We study the field dependence of the maximum current ${I}_{m}(H)$ in narrow edge-type thin-film Josephson junctions with alternating critical current density. ${I}_{m}(H)$ is evaluated within nonlocal Josephson electrodynamics taking into account the stray fields that affect the difference of the order-parameter phases across the junction and therefore the tunneling currents. We find that the phase difference along the junction is proportional to the applied field, depends on the junction geometry, but is independent of the Josephson critical current density ${g}_{c}$, i.e., it is universal. An explicit form for this universal function is derived for small currents through junctions of the width $W⪡\ensuremath{\Lambda}$, the Pearl length. The result is used to calculate ${I}_{m}(H)$. It is shown that the maxima of ${I}_{m}(H)\ensuremath{\propto}1/\sqrt{H}$ and the zeros of ${I}_{m}(H)$ are equidistant but only in high fields.

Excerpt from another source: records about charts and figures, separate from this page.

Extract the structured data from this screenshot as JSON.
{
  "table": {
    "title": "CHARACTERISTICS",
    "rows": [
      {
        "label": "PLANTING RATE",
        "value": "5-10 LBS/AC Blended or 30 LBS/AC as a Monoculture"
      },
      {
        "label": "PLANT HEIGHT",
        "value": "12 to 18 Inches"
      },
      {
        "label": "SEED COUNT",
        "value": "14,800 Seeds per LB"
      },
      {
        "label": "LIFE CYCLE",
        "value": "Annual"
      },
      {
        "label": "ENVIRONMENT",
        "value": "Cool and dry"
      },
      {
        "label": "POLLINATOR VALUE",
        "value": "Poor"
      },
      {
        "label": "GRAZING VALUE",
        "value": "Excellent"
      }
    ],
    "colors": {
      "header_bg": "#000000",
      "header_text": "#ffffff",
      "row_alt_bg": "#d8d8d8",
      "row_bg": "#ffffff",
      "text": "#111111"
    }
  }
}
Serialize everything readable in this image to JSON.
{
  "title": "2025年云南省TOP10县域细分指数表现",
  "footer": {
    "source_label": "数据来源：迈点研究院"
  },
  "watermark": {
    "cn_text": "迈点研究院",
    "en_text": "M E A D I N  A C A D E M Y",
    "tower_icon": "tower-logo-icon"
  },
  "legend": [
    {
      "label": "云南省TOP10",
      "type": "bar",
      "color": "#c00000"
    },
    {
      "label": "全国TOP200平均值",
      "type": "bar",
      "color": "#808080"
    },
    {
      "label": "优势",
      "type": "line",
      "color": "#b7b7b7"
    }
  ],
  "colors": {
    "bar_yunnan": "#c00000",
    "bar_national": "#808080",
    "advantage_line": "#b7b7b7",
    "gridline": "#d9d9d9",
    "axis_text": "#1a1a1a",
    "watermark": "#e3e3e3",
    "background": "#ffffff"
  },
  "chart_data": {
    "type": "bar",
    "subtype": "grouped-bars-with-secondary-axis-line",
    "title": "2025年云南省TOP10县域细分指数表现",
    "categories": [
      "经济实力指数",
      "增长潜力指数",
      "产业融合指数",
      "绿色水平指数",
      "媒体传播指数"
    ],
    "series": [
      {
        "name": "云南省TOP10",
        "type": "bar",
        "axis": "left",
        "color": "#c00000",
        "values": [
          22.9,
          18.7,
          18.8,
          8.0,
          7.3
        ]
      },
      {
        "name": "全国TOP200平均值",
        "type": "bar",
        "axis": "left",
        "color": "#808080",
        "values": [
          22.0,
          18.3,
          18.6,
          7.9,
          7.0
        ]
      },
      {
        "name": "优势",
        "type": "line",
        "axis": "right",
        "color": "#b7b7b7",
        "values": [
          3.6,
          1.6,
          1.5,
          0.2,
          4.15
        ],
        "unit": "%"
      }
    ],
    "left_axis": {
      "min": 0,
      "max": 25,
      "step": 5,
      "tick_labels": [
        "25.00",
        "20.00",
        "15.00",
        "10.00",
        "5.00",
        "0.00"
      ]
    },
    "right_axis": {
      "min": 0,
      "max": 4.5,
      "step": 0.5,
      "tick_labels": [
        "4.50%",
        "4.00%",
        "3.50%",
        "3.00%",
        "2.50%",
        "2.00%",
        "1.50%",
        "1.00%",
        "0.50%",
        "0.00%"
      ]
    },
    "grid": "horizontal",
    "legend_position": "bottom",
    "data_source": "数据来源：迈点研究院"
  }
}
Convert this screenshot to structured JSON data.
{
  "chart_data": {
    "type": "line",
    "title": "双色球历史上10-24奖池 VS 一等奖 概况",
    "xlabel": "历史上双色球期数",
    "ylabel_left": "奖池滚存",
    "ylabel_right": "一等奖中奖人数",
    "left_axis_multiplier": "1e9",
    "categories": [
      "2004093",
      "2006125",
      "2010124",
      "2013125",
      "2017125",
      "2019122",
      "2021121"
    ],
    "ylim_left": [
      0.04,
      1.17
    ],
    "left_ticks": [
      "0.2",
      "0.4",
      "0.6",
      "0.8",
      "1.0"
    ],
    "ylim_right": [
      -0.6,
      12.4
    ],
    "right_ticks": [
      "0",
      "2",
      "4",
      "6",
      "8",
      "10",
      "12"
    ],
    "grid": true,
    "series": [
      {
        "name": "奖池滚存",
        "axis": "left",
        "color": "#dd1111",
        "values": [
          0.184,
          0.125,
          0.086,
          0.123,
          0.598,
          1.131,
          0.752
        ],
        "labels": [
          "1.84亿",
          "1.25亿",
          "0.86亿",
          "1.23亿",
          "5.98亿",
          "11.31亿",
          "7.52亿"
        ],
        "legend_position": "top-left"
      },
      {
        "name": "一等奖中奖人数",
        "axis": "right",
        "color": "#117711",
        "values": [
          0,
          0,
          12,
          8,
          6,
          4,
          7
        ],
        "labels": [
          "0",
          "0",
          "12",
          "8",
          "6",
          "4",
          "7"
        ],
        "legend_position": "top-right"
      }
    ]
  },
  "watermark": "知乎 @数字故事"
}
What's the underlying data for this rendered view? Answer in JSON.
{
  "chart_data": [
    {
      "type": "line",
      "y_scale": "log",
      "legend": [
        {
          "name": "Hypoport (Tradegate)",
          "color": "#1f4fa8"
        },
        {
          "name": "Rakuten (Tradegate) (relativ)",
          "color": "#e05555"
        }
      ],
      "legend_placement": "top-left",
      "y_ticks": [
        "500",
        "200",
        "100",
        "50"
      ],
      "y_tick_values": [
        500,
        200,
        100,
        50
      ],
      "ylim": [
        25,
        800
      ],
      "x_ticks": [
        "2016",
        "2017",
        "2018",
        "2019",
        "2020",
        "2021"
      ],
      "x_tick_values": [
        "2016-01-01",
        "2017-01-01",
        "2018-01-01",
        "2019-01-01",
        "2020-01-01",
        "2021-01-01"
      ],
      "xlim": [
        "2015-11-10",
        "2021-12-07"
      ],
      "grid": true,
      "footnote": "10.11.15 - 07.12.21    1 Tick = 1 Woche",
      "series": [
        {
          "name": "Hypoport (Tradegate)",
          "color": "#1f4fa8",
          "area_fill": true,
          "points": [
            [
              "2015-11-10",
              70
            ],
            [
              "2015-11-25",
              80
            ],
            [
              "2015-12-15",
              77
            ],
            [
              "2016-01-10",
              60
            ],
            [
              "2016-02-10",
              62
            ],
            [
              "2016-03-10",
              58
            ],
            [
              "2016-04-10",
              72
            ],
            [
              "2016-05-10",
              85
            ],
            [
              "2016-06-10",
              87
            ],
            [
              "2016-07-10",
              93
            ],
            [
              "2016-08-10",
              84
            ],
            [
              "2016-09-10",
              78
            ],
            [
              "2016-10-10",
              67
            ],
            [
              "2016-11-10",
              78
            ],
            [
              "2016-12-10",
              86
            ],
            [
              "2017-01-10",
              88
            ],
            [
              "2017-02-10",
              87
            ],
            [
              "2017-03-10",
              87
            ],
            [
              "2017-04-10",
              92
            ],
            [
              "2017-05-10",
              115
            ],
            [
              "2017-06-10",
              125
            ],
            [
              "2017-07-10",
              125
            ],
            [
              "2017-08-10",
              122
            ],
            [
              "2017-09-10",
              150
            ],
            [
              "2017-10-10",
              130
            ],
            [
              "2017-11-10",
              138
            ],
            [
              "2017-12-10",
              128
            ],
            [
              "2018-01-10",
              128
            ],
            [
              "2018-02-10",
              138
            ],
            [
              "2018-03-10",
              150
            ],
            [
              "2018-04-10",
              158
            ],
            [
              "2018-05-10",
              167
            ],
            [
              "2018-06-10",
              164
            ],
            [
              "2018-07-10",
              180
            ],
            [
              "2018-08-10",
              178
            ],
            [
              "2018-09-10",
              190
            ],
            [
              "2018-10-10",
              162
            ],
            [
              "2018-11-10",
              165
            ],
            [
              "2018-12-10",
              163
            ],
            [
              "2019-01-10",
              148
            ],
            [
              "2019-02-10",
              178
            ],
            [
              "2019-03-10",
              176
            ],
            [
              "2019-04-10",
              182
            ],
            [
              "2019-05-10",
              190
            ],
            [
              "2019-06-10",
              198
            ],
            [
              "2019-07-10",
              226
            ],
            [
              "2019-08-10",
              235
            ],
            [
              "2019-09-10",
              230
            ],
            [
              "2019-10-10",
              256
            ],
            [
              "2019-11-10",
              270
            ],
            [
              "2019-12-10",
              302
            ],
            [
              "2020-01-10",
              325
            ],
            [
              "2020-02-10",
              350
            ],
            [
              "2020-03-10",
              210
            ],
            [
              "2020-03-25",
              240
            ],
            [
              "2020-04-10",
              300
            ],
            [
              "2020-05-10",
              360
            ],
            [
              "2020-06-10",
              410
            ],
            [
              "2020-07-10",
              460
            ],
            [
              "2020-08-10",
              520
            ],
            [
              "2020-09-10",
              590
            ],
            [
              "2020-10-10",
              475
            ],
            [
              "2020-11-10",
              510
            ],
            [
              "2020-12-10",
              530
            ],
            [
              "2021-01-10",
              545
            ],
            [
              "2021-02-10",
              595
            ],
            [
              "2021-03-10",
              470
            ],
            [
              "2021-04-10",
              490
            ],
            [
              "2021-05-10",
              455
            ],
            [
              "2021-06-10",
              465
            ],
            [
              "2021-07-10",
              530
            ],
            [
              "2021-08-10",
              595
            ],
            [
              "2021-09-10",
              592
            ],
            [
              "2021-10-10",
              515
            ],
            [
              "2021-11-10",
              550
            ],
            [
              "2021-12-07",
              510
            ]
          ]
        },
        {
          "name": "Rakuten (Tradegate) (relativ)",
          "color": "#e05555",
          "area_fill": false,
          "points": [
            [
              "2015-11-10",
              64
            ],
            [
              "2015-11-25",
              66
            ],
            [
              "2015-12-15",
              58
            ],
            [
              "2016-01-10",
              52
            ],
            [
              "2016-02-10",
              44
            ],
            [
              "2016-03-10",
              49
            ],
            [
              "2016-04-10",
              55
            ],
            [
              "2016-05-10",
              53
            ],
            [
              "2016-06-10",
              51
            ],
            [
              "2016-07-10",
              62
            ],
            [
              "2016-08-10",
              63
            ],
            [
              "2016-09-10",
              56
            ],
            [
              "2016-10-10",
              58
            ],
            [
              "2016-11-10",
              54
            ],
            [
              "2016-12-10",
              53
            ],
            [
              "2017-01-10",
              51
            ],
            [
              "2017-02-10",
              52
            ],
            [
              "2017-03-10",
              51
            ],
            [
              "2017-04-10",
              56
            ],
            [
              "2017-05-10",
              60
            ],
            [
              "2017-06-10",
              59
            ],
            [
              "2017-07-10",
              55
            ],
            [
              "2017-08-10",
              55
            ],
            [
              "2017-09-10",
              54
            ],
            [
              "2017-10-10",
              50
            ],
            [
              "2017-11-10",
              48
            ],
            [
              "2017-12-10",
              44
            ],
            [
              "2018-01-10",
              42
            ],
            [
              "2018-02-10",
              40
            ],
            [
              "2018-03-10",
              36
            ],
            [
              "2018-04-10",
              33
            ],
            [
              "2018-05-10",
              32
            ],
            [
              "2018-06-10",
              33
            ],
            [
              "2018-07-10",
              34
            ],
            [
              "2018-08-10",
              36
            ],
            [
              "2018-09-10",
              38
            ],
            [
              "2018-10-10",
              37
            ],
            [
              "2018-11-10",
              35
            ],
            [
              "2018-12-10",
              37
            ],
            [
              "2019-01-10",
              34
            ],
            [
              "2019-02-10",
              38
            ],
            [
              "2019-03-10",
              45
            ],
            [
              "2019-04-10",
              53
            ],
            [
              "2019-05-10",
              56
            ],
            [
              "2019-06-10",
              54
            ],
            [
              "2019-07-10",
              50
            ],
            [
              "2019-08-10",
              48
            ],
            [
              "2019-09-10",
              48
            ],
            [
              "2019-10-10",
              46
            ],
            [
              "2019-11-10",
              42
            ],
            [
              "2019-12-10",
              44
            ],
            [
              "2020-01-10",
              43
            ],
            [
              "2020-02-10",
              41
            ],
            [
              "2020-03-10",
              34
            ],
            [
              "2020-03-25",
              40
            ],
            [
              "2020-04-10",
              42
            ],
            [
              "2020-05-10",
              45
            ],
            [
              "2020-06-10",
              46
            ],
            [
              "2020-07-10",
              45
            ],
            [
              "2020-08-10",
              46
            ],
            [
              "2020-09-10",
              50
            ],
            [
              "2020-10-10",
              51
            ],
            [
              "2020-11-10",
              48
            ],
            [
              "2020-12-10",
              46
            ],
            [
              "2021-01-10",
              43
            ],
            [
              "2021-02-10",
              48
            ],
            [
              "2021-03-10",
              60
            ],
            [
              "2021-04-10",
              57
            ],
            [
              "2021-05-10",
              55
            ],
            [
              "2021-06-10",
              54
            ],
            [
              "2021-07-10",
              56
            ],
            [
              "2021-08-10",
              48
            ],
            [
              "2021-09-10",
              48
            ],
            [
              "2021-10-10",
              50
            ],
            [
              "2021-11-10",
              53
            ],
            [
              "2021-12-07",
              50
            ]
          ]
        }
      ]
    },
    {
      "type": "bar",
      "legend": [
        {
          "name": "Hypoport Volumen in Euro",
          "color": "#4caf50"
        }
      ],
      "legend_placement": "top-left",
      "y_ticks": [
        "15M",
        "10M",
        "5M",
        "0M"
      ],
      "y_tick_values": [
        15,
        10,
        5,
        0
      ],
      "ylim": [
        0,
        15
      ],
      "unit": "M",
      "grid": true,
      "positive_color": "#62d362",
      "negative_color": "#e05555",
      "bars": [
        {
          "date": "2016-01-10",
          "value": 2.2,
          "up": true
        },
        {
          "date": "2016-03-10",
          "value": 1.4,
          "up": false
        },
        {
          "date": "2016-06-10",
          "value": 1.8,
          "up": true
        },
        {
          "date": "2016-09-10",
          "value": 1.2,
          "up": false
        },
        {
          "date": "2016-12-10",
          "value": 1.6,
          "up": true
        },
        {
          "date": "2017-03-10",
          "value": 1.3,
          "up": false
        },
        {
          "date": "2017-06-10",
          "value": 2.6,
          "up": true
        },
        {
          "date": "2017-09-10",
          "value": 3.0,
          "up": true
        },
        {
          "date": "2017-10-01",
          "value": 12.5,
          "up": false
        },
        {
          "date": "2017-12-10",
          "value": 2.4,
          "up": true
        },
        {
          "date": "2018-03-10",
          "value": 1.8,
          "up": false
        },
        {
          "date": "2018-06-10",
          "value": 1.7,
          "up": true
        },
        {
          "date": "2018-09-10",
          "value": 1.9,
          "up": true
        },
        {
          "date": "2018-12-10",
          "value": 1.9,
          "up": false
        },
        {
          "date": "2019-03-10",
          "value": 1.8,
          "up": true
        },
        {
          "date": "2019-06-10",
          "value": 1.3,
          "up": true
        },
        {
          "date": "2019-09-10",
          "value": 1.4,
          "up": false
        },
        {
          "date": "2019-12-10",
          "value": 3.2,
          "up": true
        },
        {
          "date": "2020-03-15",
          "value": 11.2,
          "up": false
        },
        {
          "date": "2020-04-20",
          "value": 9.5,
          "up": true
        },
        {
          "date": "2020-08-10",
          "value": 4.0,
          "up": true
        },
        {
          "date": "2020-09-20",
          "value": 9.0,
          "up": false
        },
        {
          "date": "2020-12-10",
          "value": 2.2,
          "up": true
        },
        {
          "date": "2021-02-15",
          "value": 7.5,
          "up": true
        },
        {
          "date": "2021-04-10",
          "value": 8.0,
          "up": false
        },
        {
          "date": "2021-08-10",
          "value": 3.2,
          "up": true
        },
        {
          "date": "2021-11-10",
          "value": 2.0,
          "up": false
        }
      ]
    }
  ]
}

We find that the spacing between zeros is proportional to $1/{W}^{2}$. The general approach is applied to calculate ${I}_{m}(H)$ for a superconducting quantum interference device with two narrow edge-type junctions. If ${g}_{c}$ changes sign periodically or randomly, as it does in grain boundaries of high-${T}_{c}$ materials and superconductor-ferromagnet-superconductor heterostructures, ${I}_{m}(H)$ not only acquires the major side peaks, but due to nonlocality the following peaks decay much slower than in bulk junctions.